The resistance, on the other hand, is made up of people who are already divided by choice. They are compartmentalized by design, separated and segregated into cells that operate independently. They do not need or want a leader, they do not care about drama or the dynamics of a large group because they avoid large groups like the plague. You won’t see them on Facebook complaining about division because they’re too busy acting outside of it. They are harder to infiltrate, harder to approach, harder to find. Their unity is only within their cell, and their loyalty is only to the cause and the people within their cell—five to seven people who they train with, work with, and operate with. They are not part of a greater hierarchy. They plan, train, and act outside of the “movement.”
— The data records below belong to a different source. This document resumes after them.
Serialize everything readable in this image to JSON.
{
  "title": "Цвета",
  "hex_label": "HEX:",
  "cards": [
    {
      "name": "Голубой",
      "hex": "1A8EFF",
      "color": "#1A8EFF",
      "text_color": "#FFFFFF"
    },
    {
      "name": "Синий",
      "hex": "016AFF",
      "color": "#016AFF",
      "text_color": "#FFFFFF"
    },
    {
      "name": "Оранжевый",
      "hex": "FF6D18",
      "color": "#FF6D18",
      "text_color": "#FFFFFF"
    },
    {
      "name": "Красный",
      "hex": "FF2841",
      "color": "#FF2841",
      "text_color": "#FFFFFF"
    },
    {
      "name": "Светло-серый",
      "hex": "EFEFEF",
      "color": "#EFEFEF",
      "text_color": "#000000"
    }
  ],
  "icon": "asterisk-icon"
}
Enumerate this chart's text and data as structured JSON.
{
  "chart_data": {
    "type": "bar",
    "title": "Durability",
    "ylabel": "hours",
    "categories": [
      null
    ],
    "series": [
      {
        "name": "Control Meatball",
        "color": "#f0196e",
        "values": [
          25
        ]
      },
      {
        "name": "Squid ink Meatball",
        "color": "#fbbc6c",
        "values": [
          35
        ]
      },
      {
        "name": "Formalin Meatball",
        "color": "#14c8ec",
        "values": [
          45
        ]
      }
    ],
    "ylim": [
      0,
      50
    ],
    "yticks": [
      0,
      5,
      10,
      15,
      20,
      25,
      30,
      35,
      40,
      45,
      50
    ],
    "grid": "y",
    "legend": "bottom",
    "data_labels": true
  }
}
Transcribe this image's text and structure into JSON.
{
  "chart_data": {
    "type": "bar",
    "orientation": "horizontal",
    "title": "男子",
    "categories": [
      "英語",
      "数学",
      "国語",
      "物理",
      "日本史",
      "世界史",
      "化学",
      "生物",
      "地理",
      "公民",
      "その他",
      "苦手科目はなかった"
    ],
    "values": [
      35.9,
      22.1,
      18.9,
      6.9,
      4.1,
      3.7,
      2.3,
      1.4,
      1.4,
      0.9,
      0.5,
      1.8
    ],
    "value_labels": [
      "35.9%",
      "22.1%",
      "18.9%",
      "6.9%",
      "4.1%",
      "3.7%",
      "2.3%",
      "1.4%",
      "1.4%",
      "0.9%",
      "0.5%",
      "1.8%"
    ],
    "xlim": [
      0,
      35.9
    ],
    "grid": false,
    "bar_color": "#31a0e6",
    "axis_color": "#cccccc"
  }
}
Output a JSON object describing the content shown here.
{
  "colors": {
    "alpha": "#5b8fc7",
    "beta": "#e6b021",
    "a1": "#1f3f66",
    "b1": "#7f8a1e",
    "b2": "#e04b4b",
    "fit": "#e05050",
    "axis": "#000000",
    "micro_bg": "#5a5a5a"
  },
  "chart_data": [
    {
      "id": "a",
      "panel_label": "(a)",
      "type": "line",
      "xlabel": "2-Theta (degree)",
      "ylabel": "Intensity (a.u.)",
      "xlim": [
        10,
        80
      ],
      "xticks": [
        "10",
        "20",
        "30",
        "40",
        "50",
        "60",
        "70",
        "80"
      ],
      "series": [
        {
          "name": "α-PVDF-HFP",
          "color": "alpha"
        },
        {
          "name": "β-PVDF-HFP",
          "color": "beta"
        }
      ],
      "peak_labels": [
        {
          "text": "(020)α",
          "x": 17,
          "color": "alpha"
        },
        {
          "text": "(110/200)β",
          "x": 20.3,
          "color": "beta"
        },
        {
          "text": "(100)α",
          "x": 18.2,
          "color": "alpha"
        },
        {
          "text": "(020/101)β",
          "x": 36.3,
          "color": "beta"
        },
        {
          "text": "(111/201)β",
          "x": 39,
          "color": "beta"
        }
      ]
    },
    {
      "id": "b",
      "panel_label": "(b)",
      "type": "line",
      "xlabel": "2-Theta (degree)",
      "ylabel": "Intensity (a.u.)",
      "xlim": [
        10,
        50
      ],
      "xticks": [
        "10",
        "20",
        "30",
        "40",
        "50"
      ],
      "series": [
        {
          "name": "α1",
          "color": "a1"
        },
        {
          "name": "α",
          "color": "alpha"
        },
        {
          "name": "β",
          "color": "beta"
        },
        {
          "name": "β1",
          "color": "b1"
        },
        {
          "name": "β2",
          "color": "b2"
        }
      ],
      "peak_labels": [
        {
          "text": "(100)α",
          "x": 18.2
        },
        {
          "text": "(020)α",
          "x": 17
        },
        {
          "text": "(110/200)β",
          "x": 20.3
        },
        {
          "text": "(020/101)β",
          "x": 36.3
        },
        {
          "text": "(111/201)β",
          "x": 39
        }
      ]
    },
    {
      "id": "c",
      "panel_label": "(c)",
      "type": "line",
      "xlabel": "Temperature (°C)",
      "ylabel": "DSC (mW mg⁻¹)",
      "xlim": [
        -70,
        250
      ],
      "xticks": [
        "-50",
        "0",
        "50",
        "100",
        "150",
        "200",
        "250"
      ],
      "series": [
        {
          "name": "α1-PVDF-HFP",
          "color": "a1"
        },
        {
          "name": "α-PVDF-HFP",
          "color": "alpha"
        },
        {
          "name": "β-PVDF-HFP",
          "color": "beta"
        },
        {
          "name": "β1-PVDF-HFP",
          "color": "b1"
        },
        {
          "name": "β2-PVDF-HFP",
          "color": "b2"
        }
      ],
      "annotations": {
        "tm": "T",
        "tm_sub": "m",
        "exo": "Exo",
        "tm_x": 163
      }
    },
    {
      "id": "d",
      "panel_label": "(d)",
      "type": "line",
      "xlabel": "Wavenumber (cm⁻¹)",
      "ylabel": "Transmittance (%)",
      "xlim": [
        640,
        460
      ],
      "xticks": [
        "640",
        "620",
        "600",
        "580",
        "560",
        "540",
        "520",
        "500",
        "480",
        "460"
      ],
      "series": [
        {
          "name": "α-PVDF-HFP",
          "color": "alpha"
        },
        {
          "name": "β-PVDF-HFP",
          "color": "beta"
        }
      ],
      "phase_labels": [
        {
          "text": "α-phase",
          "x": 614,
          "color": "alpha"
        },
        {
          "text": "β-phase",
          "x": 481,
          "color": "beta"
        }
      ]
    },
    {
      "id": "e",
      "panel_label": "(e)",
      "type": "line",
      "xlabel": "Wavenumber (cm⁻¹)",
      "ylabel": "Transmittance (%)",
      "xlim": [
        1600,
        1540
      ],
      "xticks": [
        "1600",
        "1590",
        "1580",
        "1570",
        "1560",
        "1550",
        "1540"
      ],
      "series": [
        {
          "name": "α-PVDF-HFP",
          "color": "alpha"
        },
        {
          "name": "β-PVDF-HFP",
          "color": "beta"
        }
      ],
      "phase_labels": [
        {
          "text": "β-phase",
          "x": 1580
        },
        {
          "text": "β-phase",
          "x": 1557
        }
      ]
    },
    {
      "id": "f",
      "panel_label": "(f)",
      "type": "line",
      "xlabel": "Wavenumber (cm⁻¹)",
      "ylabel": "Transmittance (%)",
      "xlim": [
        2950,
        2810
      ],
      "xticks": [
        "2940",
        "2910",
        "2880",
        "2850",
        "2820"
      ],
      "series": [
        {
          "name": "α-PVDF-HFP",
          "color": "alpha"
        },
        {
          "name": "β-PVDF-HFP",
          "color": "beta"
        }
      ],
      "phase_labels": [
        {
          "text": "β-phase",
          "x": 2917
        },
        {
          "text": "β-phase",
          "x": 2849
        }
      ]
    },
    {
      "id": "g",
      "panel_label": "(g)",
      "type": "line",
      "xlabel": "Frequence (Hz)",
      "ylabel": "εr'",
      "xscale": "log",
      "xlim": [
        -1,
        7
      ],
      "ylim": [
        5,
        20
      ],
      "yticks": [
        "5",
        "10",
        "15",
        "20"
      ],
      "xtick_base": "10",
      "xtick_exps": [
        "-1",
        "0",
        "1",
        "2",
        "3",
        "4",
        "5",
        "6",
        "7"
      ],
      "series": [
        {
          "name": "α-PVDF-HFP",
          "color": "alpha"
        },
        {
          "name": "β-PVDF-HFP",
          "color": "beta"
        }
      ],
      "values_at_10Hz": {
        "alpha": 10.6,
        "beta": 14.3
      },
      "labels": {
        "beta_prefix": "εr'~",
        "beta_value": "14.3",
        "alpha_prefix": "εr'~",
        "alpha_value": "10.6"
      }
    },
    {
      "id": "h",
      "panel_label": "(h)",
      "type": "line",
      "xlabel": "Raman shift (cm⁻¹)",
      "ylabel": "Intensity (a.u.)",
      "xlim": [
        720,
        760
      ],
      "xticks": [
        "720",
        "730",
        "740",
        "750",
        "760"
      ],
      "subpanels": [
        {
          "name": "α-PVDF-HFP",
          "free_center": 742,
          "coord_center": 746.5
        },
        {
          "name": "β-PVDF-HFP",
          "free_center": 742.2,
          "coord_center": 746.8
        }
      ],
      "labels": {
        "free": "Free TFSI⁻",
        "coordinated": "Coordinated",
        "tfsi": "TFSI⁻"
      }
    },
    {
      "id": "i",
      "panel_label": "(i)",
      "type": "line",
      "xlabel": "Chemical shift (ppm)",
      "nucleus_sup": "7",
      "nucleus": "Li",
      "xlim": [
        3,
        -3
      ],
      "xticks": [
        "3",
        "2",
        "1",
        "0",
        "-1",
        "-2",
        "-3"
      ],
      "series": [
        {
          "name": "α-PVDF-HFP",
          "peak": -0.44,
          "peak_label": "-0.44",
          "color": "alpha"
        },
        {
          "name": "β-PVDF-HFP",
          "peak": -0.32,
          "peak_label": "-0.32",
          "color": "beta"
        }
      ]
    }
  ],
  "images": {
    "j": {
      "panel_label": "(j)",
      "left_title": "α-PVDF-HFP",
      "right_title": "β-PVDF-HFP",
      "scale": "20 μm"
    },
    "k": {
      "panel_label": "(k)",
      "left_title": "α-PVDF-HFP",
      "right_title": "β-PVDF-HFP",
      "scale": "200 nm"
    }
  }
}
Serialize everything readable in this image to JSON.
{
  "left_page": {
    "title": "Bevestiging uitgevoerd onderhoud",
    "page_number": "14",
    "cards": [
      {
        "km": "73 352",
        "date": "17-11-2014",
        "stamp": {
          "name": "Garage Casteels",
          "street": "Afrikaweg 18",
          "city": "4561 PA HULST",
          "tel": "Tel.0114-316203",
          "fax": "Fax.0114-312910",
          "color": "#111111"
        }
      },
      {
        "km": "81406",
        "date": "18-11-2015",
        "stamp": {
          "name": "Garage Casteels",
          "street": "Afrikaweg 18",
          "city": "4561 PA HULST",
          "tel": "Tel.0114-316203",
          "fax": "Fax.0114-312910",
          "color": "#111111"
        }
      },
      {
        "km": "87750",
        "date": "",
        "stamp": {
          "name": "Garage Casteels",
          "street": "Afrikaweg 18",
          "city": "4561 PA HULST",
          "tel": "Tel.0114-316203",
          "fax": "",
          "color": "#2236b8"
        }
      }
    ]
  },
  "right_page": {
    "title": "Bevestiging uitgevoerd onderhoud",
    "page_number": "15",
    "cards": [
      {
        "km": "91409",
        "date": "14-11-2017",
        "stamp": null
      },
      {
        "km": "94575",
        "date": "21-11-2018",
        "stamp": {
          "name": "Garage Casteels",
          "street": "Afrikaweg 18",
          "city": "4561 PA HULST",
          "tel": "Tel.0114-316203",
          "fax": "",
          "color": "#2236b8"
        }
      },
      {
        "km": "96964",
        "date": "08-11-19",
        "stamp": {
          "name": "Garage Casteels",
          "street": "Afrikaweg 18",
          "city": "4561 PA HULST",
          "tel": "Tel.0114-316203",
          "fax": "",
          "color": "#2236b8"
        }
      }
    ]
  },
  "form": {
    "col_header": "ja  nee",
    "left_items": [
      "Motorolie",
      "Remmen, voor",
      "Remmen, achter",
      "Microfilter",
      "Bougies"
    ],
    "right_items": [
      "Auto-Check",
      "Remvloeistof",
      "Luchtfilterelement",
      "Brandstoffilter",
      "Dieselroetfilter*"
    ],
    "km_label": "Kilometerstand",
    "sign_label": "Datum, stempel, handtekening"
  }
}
Which brings us to the second thing you need to know about division: it’s not necessarily a bad thing.
What is more effective: 2500 people in a Facebook group, or 10 cells of 5 people each who cannot be tracked, cannot be found, and can’t even be confirmed to exist? It takes very little time to confirm pretty much anything there is to know about a group on Facebook. We already know that during the Malheur standoff, FBI agents and other federal agencies were camped out on social media, collecting every scrap of information, every name, every location, every photo, everything. How many arrests have occurred since Malheur? It’s much harder to arrest a group when you don’t know its members, don’t know where they live, or even if a group exists at all. And as we’ve written before, you can only die once for liberty. Better to stay out of jail, better to stay alive, and do more for longer—even if (ESPECIALLY IF) no one knows you’re doing it.